There is another style of replication that databases follow in which update operation is not bounded by a leader node known as leaderless replication. Databases implementing this replication are also famously known as Dynamo-style databases as this was initially implemented in production by Dynamo followed by other open source projects such as Cassandra.
In this implementation client sends writes to several replicas. Some implementations also position a coordinator node that performs this operation on behalf of the client so that client only needs to talk to coordinator node. Note that coordinator node is an abstraction over sending the request to multiple replicas and has no input in the ordering of operations being processed.
Handling Node Failure
So if we don’t have a leader, do we really need to worry about failure of a node? How do we perform updates in case of node failure?
Consider that we send our update operation to 3 replicas of which one of the replica nodes goes down. Do we need to handle node failure like we did previously? Well this is where leaderless replication shines. We can decide on a vote based system where if we get an acknowledgement of update from majority of replica nodes, we will return a success to client for the update operation.
But what happens during a read operation? As we do know that the failed node can come back in case of a false failure due to network issues and we will get stale value if we try to read from it as we have not performed update operation on this node. Therefore leaderless replication handles read operations a bit differently. Rather than sending out read to one of the replica nodes, it sends out to multiple replicas and picks up the most updated version from the set of results it gets. Most updated values can be defined by version number or any other ID that demonstrates happens-after scenario.

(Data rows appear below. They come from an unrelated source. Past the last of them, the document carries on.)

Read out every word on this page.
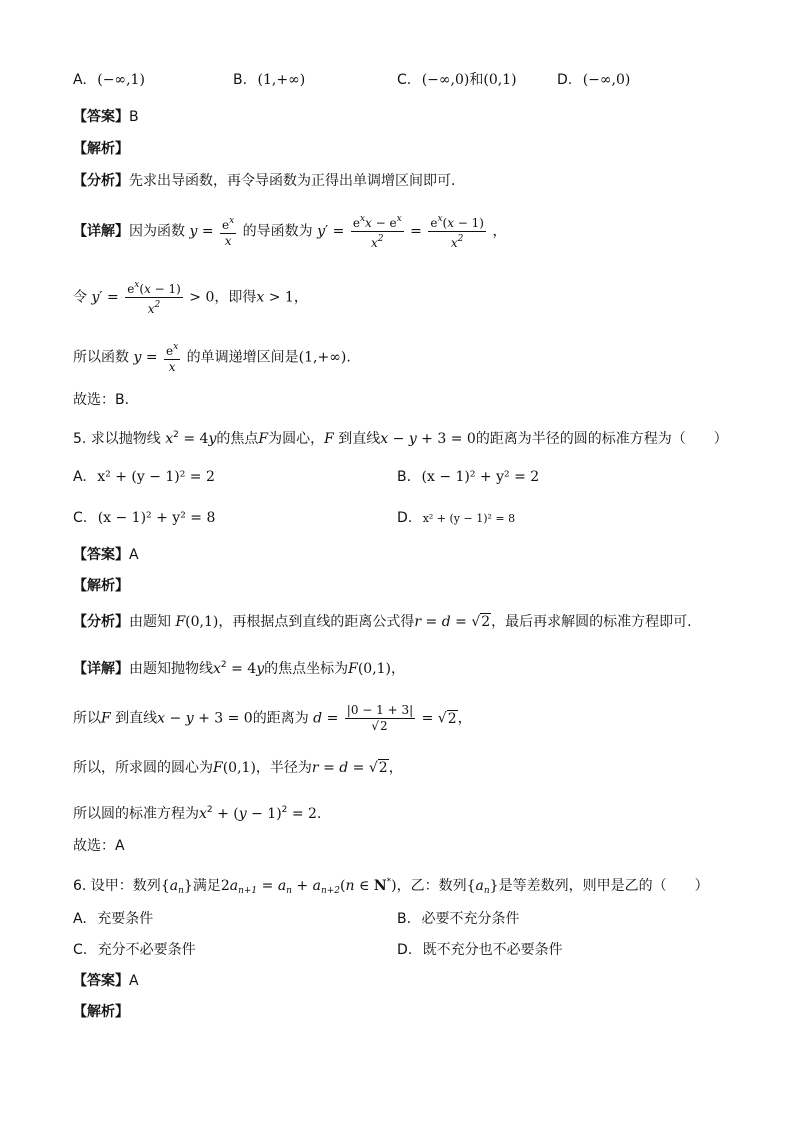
A. (−∞,1)	B. (1,+∞)	C. (−∞,0)和(0,1)	D. (−∞,0)
【答案】B
【解析】
【分析】先求出导函数，再令导函数为正得出单调增区间即可.
【详解】因为函数 $y = \frac{e^x}{x}$ 的导函数为 $y' = \frac{e^xx - e^x}{x^2} = \frac{e^x(x - 1)}{x^2}$ ，
令 $y' = \frac{e^x(x - 1)}{x^2} > 0$，即得x > 1，
所以函数 $y = \frac{e^x}{x}$ 的单调递增区间是(1,+∞).
故选：B.
5. 求以抛物线 $x^2 = 4y$的焦点F为圆心，F 到直线x − y + 3 = 0的距离为半径的圆的标准方程为（　　）
A. x² + (y − 1)² = 2	B. (x − 1)² + y² = 2
C. (x − 1)² + y² = 8	D. x² + (y − 1)² = 8
【答案】A
【解析】
【分析】由题知 F(0,1)，再根据点到直线的距离公式得r = d = √2，最后再求解圆的标准方程即可.
【详解】由题知抛物线$x^2 = 4y$的焦点坐标为F(0,1)，
所以F 到直线x − y + 3 = 0的距离为 $d = \frac{|0 - 1 + 3|}{√2} = √2$，
所以，所求圆的圆心为F(0,1)，半径为r = d = √2，
所以圆的标准方程为$x^2 + (y - 1)^2 = 2$.
故选：A
6. 设甲：数列$\{a_n\}$满足$2a_{n+1} = a_n + a_{n+2}(n$ ∈ N*)，乙：数列$\{a_n\}$是等差数列，则甲是乙的（　　）
A. 充要条件	B. 必要不充分条件
C. 充分不必要条件	D. 既不充分也不必要条件
【答案】A
【解析】
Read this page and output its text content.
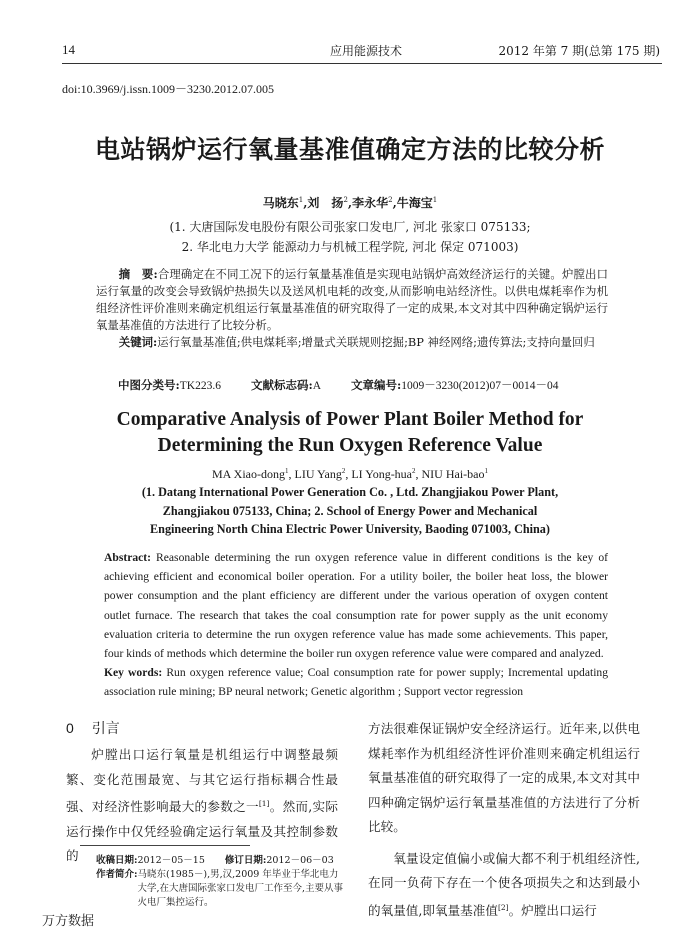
14	应用能源技术	2012 年第 7 期(总第 175 期)
doi:10.3969/j.issn.1009－3230.2012.07.005
电站锅炉运行氧量基准值确定方法的比较分析
马晓东$^1$,刘　扬$^2$,李永华$^2$,牛海宝$^1$
(1. 大唐国际发电股份有限公司张家口发电厂, 河北 张家口 075133;
2. 华北电力大学 能源动力与机械工程学院, 河北 保定 071003)
摘　要:合理确定在不同工况下的运行氧量基准值是实现电站锅炉高效经济运行的关键。炉膛出口运行氧量的改变会导致锅炉热损失以及送风机电耗的改变,从而影响电站经济性。以供电煤耗率作为机组经济性评价准则来确定机组运行氧量基准值的研究取得了一定的成果,本文对其中四种确定锅炉运行氧量基准值的方法进行了比较分析。
关键词:运行氧量基准值;供电煤耗率;增量式关联规则挖掘;BP 神经网络;遗传算法;支持向量回归
中图分类号:TK223.6	文献标志码:A	文章编号:1009－3230(2012)07－0014－04
Comparative Analysis of Power Plant Boiler Method for
Determining the Run Oxygen Reference Value
MA Xiao-dong$^1$, LIU Yang$^2$, LI Yong-hua$^2$, NIU Hai-bao$^1$
(1. Datang International Power Generation Co. , Ltd. Zhangjiakou Power Plant,
Zhangjiakou 075133, China; 2. School of Energy Power and Mechanical
Engineering North China Electric Power University, Baoding 071003, China)
Abstract: Reasonable determining the run oxygen reference value in different conditions is the key of achieving efficient and economical boiler operation. For a utility boiler, the boiler heat loss, the blower power consumption and the plant efficiency are different under the various operation of oxygen content outlet furnace. The research that takes the coal consumption rate for power supply as the unit economy evaluation criteria to determine the run oxygen reference value has made some achievements. This paper, four kinds of methods which determine the boiler run oxygen reference value were compared and analyzed.
Key words: Run oxygen reference value; Coal consumption rate for power supply; Incremental updating association rule mining; BP neural network; Genetic algorithm ; Support vector regression
0 引言

炉膛出口运行氧量是机组运行中调整最频繁、变化范围最宽、与其它运行指标耦合性最强、对经济性影响最大的参数之一[1]。然而,实际运行操作中仅凭经验确定运行氧量及其控制参数的

方法很难保证锅炉安全经济运行。近年来,以供电煤耗率作为机组经济性评价准则来确定机组运行氧量基准值的研究取得了一定的成果,本文对其中四种确定锅炉运行氧量基准值的方法进行了分析比较。

氧量设定值偏小或偏大都不利于机组经济性,在同一负荷下存在一个使各项损失之和达到最小的氧量值,即氧量基准值[2]。炉膛出口运行

收稿日期: 2012－05－15 修订日期: 2012－06－03
作者简介: 马晓东(1985－),男,汉,2009 年毕业于华北电力大学,在大唐国际张家口发电厂工作至今,主要从事火电厂集控运行。
万方数据
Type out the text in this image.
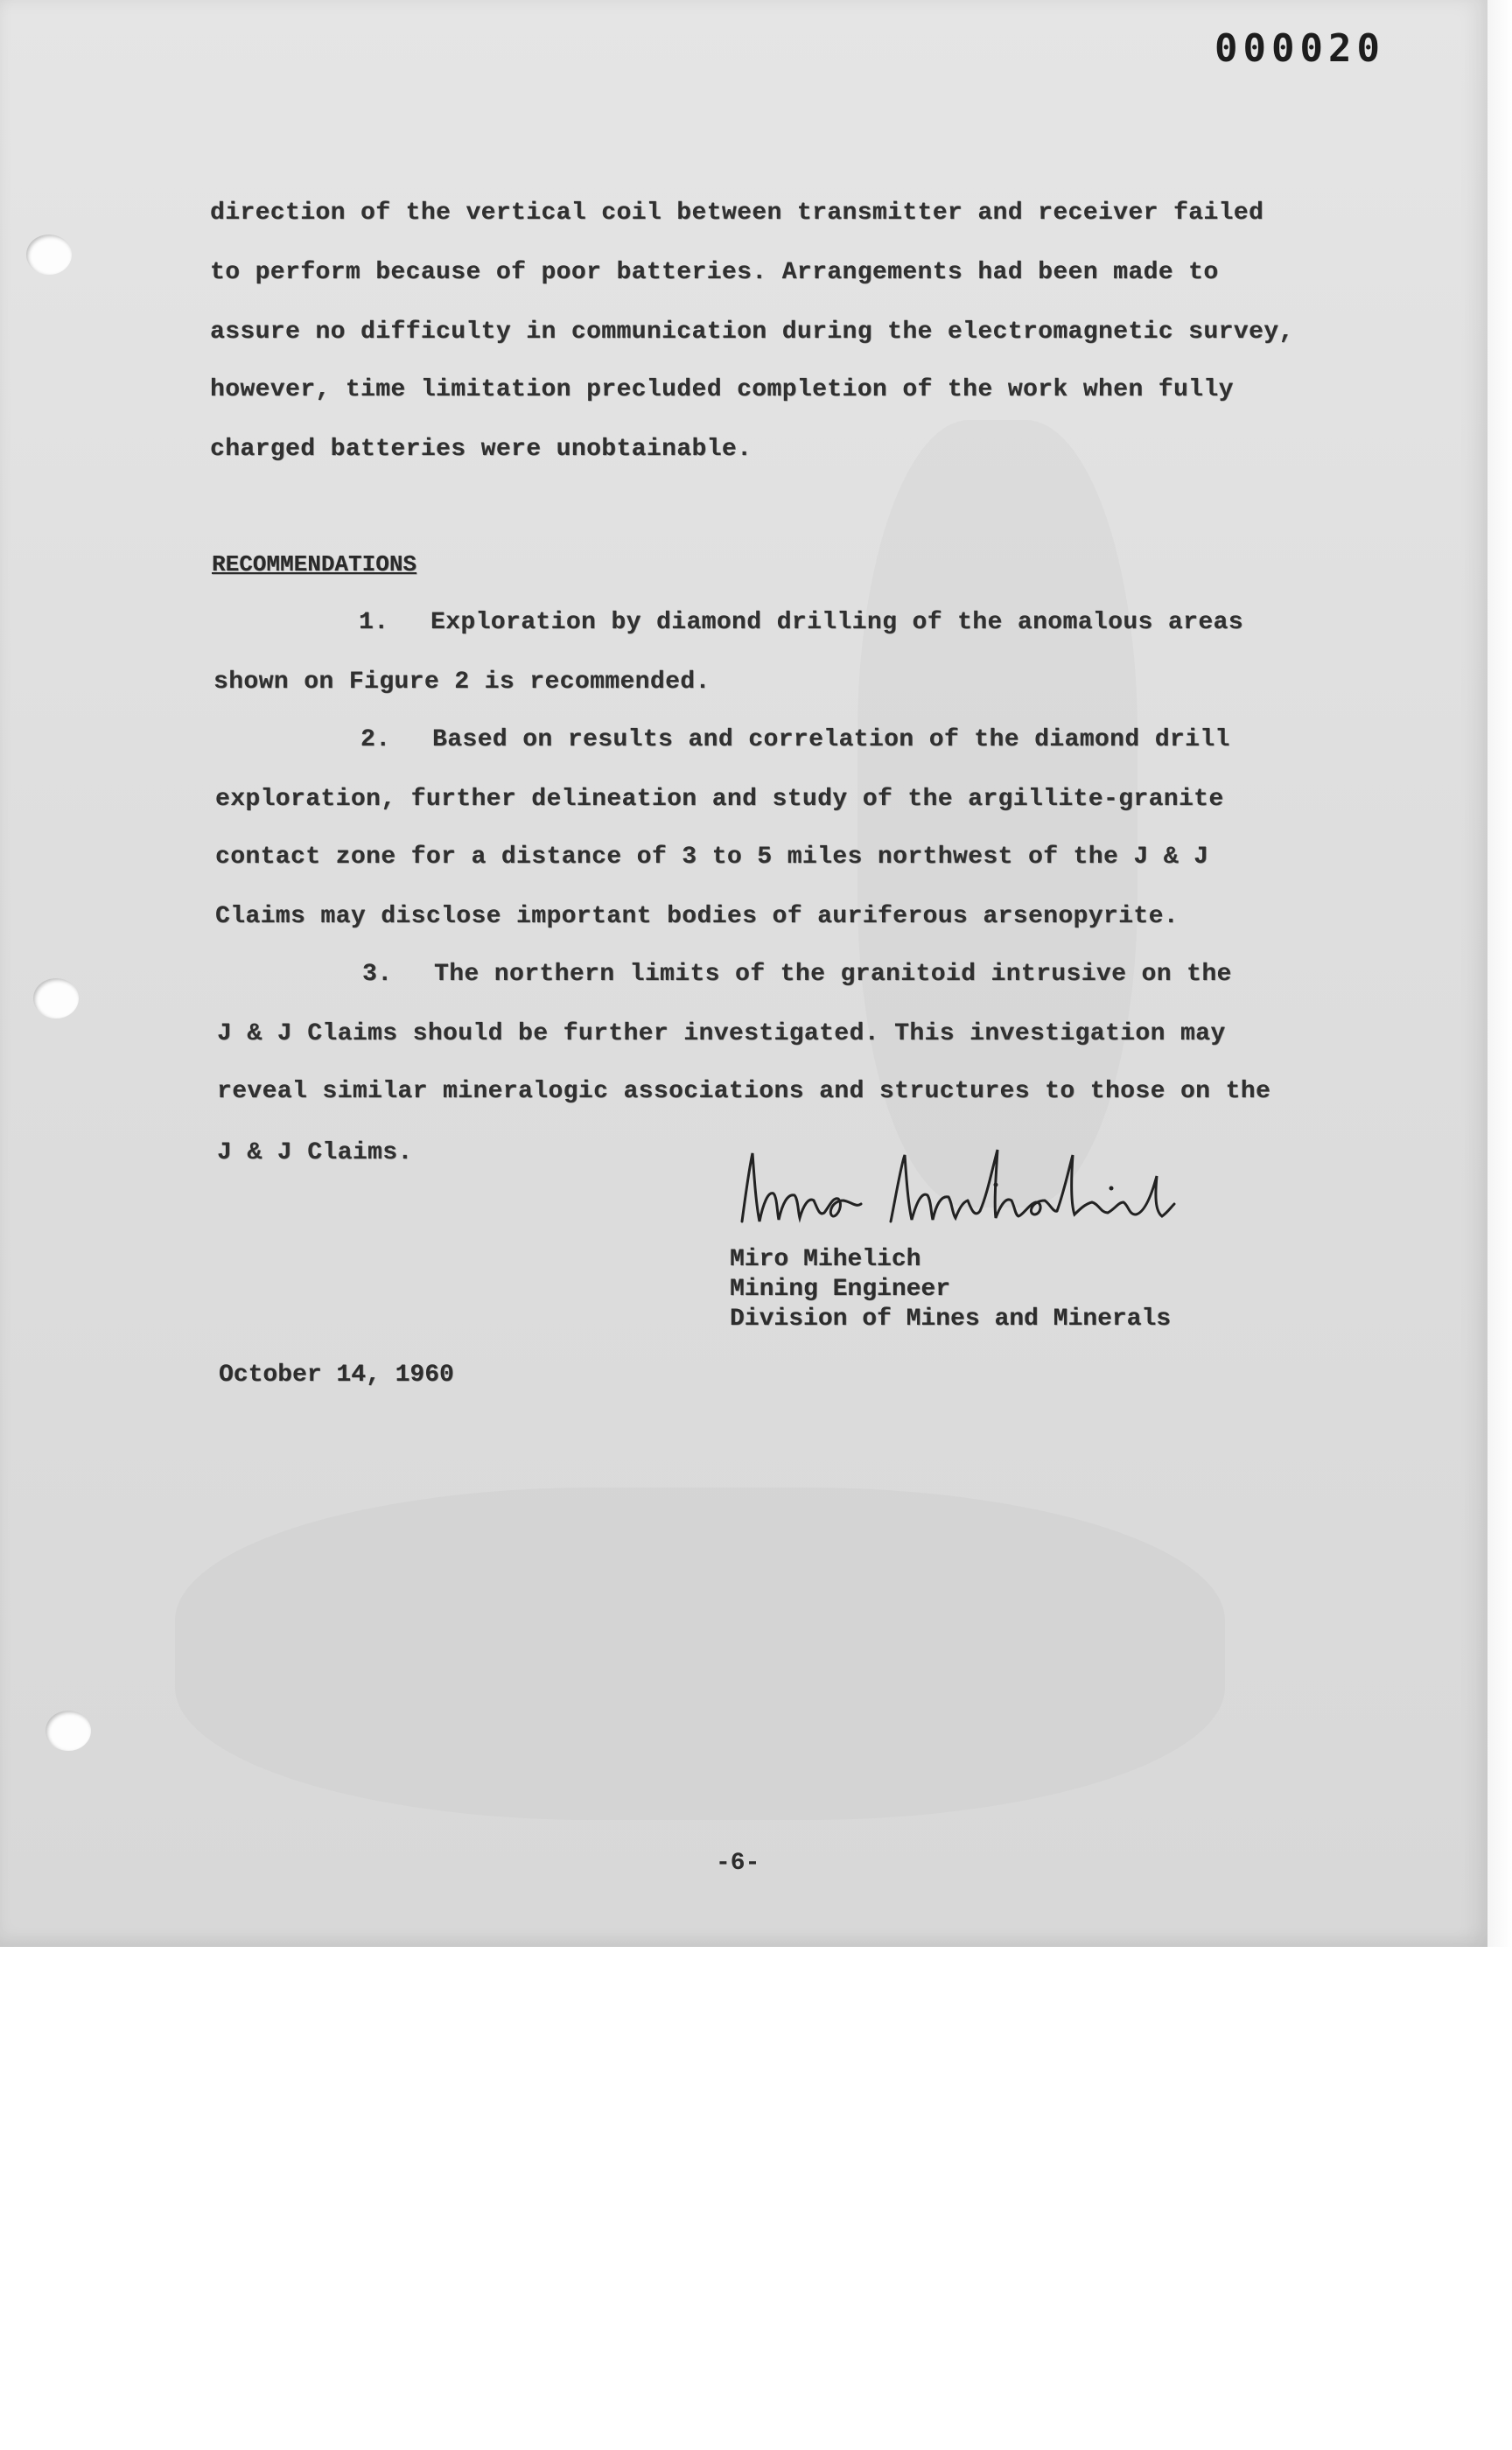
000020
direction of the vertical coil between transmitter and receiver failed
to perform because of poor batteries. Arrangements had been made to
assure no difficulty in communication during the electromagnetic survey,
however, time limitation precluded completion of the work when fully
charged batteries were unobtainable.
RECOMMENDATIONS
1. Exploration by diamond drilling of the anomalous areas
shown on Figure 2 is recommended.
2. Based on results and correlation of the diamond drill
exploration, further delineation and study of the argillite-granite
contact zone for a distance of 3 to 5 miles northwest of the J & J
Claims may disclose important bodies of auriferous arsenopyrite.
3. The northern limits of the granitoid intrusive on the
J & J Claims should be further investigated. This investigation may
reveal similar mineralogic associations and structures to those on the
J & J Claims.
Miro Mihelich
Mining Engineer
Division of Mines and Minerals
October 14, 1960
-6-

Though our end goal in any data storage system is to ensure that all the nodes have an updated copy of data. So what do we do with the node that failed and is now out of sync with the global storage state?
- Read repair: During the read request, after the client decides on the most updated value it can easily figure out which nodes are out of sync. So it can write back to that node with the most updated value.
- Anti-entropy process: Background jobs can look for differences in data stored among the replica nodes and update any missing data. This process is similar to balancing two ledger books and ensuring they look the same after the balancing is finished.
Both the above approaches have their respective pros and cons. With the read repair system, the out of sync node is immediately updated with the most recent value. Though it will work only for values that are frequently read and we will miss out on syncing the resources that were once created but not read back in the future. Anti-entropy solves this problem as it looks at the total diff and not only the values that are read. But it comes with significant delay as the diff’s among the nodes can be high in volume and hence time taken to sync-up two nodes can increase with the size of diff.
Another area of challenge with leaderless replication is when we write or read resources from a group of nodes. Ignoring failures and deciding on a majority introduces a concept called Quorum. Leaderless replication depends upon it for performing operations on data stores and getting quorum right is a difficult problem.